すみだ北斎美術館に収蔵されている北斎の名品をご紹介します。開館状況は、すみだ北斎美術館のホームページをご確認ください

葛飾北斎「北斎麁画(ほくさいそが)()青葉山郭公初松魚(あおばやまほととぎすはつがつお)(版本)

実際に展示している作品の画像をモノクロにして掲載していますので、予めご了承ください。

北斎の絵手本「北斎麁画」には、初夏の訪れを告げるほととぎすを眺めている人たちが描かれています。
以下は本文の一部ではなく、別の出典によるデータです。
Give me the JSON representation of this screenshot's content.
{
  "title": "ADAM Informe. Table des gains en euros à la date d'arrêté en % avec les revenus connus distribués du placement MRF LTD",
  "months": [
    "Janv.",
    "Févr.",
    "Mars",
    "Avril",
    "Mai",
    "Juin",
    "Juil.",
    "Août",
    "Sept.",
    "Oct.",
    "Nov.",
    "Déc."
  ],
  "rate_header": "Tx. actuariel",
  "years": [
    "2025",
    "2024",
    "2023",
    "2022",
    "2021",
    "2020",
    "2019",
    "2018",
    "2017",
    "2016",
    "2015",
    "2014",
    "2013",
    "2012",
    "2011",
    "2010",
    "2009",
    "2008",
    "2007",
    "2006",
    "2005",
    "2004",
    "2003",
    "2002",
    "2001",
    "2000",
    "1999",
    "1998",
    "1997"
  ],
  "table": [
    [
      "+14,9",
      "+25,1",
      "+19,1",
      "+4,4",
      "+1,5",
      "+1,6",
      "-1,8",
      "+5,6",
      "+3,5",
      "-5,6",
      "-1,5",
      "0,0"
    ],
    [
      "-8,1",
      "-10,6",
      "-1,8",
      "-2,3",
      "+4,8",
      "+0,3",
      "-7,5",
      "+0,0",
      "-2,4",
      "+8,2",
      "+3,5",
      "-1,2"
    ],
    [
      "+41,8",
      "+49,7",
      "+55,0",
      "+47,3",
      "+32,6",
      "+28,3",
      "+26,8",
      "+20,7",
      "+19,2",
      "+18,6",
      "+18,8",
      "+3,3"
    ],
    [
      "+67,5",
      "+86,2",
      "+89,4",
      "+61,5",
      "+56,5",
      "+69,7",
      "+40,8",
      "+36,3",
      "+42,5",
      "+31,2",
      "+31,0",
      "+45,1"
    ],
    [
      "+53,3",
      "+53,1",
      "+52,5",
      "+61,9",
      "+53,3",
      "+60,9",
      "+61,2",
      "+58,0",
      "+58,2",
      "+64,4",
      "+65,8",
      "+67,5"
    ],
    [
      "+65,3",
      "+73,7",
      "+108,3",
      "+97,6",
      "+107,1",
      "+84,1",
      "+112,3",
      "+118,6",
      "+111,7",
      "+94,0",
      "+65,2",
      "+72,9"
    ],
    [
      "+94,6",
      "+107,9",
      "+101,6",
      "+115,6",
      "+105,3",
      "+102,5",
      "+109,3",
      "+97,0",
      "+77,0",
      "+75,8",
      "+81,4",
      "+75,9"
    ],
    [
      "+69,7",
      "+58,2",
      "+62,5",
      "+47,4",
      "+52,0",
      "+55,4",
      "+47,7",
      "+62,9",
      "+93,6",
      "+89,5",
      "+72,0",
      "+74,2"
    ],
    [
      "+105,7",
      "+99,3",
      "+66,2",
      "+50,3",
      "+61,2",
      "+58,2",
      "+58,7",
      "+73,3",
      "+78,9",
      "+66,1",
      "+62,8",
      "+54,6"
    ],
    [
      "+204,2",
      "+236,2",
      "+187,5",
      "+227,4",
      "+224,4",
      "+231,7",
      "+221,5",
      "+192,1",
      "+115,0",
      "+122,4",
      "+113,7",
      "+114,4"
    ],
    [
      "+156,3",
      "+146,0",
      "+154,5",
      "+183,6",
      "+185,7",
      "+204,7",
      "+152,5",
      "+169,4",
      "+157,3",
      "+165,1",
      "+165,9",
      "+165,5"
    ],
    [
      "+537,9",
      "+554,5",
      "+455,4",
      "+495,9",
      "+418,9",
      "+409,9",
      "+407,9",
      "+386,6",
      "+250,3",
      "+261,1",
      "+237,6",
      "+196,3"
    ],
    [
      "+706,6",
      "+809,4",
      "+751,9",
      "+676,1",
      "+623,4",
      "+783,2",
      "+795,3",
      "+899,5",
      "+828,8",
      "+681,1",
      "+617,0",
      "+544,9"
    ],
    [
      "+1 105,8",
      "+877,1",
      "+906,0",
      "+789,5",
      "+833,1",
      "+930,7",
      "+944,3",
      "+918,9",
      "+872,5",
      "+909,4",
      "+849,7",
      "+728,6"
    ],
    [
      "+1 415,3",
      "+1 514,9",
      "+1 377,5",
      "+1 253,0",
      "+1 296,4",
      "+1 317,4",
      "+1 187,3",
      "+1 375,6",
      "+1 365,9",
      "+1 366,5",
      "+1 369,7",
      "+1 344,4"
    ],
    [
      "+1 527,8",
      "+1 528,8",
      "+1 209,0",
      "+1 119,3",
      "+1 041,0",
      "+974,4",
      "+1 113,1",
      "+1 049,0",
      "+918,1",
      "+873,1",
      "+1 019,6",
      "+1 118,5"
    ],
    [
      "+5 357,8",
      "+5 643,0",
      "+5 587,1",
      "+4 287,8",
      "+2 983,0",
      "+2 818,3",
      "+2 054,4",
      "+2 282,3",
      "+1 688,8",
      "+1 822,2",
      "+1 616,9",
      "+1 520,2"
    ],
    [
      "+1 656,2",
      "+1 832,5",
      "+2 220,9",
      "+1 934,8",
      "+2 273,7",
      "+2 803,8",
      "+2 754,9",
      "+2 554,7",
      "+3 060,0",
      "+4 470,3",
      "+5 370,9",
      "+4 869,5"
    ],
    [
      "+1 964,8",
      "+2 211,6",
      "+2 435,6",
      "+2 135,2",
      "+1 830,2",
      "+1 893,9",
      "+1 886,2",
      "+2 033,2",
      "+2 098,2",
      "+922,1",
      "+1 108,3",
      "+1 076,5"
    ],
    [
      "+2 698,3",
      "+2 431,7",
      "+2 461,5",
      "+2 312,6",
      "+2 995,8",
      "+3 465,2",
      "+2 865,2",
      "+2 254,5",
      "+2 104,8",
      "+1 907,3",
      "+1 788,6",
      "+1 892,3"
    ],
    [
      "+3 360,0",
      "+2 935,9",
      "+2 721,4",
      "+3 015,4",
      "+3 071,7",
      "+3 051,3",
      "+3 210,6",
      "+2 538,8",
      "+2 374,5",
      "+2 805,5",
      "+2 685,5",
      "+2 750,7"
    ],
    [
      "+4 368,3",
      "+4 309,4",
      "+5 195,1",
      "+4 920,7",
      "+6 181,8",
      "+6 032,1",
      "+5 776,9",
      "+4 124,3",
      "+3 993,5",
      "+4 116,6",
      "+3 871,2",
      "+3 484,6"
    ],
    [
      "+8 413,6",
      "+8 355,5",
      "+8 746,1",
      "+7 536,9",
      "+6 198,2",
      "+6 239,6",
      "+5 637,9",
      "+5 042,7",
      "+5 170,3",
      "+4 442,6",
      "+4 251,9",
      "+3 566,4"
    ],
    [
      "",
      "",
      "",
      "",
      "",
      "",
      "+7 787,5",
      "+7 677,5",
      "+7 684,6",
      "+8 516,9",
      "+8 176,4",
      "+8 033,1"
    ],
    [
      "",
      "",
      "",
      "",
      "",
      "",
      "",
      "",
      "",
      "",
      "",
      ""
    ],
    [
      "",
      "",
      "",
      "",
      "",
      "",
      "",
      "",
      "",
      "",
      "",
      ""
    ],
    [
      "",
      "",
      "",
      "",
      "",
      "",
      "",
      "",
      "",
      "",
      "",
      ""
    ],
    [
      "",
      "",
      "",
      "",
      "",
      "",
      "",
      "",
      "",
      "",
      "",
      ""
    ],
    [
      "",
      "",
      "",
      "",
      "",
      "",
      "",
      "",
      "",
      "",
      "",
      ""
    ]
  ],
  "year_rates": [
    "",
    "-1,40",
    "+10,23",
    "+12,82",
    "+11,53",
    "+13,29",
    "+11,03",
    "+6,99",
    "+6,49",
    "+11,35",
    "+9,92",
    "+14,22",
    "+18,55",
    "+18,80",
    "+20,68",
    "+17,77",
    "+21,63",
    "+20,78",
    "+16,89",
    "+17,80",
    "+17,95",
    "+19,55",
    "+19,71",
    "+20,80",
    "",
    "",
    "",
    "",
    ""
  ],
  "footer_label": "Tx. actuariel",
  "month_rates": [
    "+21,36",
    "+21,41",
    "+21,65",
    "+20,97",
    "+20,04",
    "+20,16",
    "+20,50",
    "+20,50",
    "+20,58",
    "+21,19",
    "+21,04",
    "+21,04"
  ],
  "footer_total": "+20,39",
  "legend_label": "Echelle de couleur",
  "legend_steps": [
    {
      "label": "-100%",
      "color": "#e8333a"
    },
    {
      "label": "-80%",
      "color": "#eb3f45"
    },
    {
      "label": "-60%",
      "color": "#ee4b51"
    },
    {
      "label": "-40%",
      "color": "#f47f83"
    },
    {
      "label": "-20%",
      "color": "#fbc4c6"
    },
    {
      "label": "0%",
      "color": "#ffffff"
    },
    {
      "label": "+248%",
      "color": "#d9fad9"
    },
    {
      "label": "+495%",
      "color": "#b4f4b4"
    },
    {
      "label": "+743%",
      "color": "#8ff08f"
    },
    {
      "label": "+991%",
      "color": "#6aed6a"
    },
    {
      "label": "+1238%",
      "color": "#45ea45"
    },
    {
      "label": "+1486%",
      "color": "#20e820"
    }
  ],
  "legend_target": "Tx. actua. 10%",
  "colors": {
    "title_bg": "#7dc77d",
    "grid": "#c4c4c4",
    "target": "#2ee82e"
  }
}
タイトルは初夏の景物を詠み込んだ俳人の山口素堂の句です。

中央には、屋根を花で飾り、釈迦(しゃか)像を安置した手桶を持ち市中で銭を乞い歩く願人と呼ばれる人がいます。願人は、4月8日の釈迦の誕生日を祝う灌仏会(かんぶつえ)の時に市中に来ます。ほかにも、左奥に初鰹(はつがつお)を売る棒手振(ぼてふり)、右奥に5月5日の端午のあやめを持った人物などがいます。初夏を彩る人々の往来です。

本図は「大江戸歳事記」展(6月14日まで)で展示します。

すみだ北斎美術館に収蔵されている北斎の名品をご紹介します。開館状況は、すみだ北斎美術館のホームページをご確認ください

葛飾北斎「新板浮絵三芝居顔見世大入之図(しんぱんうきえさんしばいかおみせおおいりのず)」(錦絵)

実際に展示している作品の画像をモノクロにして掲載していますので、予めご了承ください。

歌舞伎の世界では、11月が正月です。11月には江戸三座(森田座、市村座、中村座)をはじめ、京や大坂の各座で役者の入れ替えがあり、11月からの1年間、各座に専属する役者が決まります。その専属の役者をお披露目する芝居狂言が顔見世狂言です。芝居小屋の表にある役者名と紋が描かれた紋看板は、顔見世狂言の時のみ出される特有のものです。

江戸三座は、天保13年(1842年)に天保の改革で奥浅草に移転しますが、日本橋近くにある堺町、葺屋町、木挽町にあった移転前の様子が描かれています。

本図は「大江戸歳事記」展の後期(5月19日~6月14日)で展示予定です。